Reverse Probing: Evaluating Knowledge Transfer via Finetuned Task Embeddings for Coreference Resolution
Tatiana Anikina, Arne Binder, David Harbecke, Stalin Varanasi, Leonhard Hennig, Simon Ostermann, Sebastian Möller, Josef van Genabith
TL;DR
The paper introduces reverse probing to evaluate knowledge transfer from embeddings of simple source tasks to a complex target task, coreference resolution. By extracting and aggregating embeddings from multiple fine-tuned source models and testing various layer truncations and aggregation schemes, the study investigates which sources, layers, and combination strategies best support coreference. Key findings show that semantic-similarity sources like MRPC and early-to-mid layer representations often yield the strongest transfer, that attention-based aggregation and embedding context from multiple layers improve results, and that combining multiple sources generally outperforms single-source approaches. The work offers practical guidance for embedding-level task transfer and suggests directions for more energy-efficient, knowledge-reuse-oriented NLP systems.
Abstract
In this work, we reimagine classical probing to evaluate knowledge transfer from simple source to more complex target tasks. Instead of probing frozen representations from a complex source task on diverse simple target probing tasks (as usually done in probing), we explore the effectiveness of embeddings from multiple simple source tasks on a single target task. We select coreference resolution, a linguistically complex problem requiring contextual understanding, as focus target task, and test the usefulness of embeddings from comparably simpler tasks tasks such as paraphrase detection, named entity recognition, and relation extraction.

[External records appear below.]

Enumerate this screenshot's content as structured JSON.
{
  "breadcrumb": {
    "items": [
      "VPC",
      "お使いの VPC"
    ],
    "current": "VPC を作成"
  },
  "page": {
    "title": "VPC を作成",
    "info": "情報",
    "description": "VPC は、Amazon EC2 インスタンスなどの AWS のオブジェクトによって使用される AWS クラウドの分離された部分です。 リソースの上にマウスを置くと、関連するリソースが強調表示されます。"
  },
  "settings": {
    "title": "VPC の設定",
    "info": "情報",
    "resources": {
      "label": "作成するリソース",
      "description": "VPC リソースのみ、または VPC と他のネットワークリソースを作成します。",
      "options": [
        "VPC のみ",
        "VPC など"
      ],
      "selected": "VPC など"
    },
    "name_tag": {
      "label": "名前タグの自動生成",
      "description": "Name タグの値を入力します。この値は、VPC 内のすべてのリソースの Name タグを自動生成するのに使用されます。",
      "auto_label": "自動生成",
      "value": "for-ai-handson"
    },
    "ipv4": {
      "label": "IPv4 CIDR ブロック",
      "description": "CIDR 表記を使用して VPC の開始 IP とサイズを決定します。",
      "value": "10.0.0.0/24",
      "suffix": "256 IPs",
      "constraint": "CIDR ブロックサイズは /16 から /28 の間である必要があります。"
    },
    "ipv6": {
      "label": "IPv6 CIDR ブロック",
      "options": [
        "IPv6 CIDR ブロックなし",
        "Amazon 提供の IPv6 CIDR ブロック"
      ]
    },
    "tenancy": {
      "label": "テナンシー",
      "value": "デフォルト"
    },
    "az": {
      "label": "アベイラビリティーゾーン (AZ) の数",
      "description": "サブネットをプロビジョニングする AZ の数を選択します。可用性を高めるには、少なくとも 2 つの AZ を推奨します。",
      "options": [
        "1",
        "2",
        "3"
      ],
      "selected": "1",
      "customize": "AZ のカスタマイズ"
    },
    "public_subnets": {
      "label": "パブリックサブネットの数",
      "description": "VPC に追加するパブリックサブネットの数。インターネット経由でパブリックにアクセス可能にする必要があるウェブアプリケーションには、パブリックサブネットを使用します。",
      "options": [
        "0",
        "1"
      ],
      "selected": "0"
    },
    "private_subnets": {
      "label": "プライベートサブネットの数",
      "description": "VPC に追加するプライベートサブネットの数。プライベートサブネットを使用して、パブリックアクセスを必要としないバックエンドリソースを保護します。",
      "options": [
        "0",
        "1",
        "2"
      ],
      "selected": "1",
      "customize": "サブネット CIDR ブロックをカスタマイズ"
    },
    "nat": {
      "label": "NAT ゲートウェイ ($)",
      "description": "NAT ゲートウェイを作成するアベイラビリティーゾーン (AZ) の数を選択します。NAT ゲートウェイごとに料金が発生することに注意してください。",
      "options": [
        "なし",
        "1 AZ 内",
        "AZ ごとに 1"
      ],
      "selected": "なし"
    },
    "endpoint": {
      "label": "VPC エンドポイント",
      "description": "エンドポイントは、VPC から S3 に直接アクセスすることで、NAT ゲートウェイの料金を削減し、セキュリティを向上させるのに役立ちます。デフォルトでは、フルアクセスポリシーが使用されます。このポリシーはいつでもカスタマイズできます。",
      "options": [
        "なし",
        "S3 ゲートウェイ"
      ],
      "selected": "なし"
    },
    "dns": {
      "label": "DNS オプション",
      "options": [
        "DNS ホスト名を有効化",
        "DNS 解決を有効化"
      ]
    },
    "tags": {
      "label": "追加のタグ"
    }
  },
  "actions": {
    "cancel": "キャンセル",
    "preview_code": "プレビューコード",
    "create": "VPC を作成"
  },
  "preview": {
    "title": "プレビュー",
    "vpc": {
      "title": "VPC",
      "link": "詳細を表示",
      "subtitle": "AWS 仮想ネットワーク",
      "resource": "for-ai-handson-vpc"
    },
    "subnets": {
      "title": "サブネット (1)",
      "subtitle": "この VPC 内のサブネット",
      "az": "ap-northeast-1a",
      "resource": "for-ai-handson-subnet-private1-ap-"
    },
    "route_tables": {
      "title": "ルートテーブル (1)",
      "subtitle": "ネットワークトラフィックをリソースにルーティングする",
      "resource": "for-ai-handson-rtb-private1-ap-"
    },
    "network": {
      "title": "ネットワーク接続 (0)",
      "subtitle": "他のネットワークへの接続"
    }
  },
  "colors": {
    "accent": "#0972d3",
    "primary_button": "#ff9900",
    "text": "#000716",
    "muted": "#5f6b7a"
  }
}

Through systematic experiments, we evaluate the impact of individual and combined task embeddings. Our findings reveal that task embeddings vary significantly in utility for coreference resolution, with semantic similarity tasks (e.g., paraphrase detection) proving most beneficial. Additionally, representations from intermediate layers of fine-tuned models often outperform those from final layers. Combining embeddings from multiple tasks consistently improves performance, with attention-based aggregation yielding substantial gains. These insights shed light on relationships between task-specific representations and their adaptability to complex downstream tasks, encouraging further exploration of embedding-level task transfer.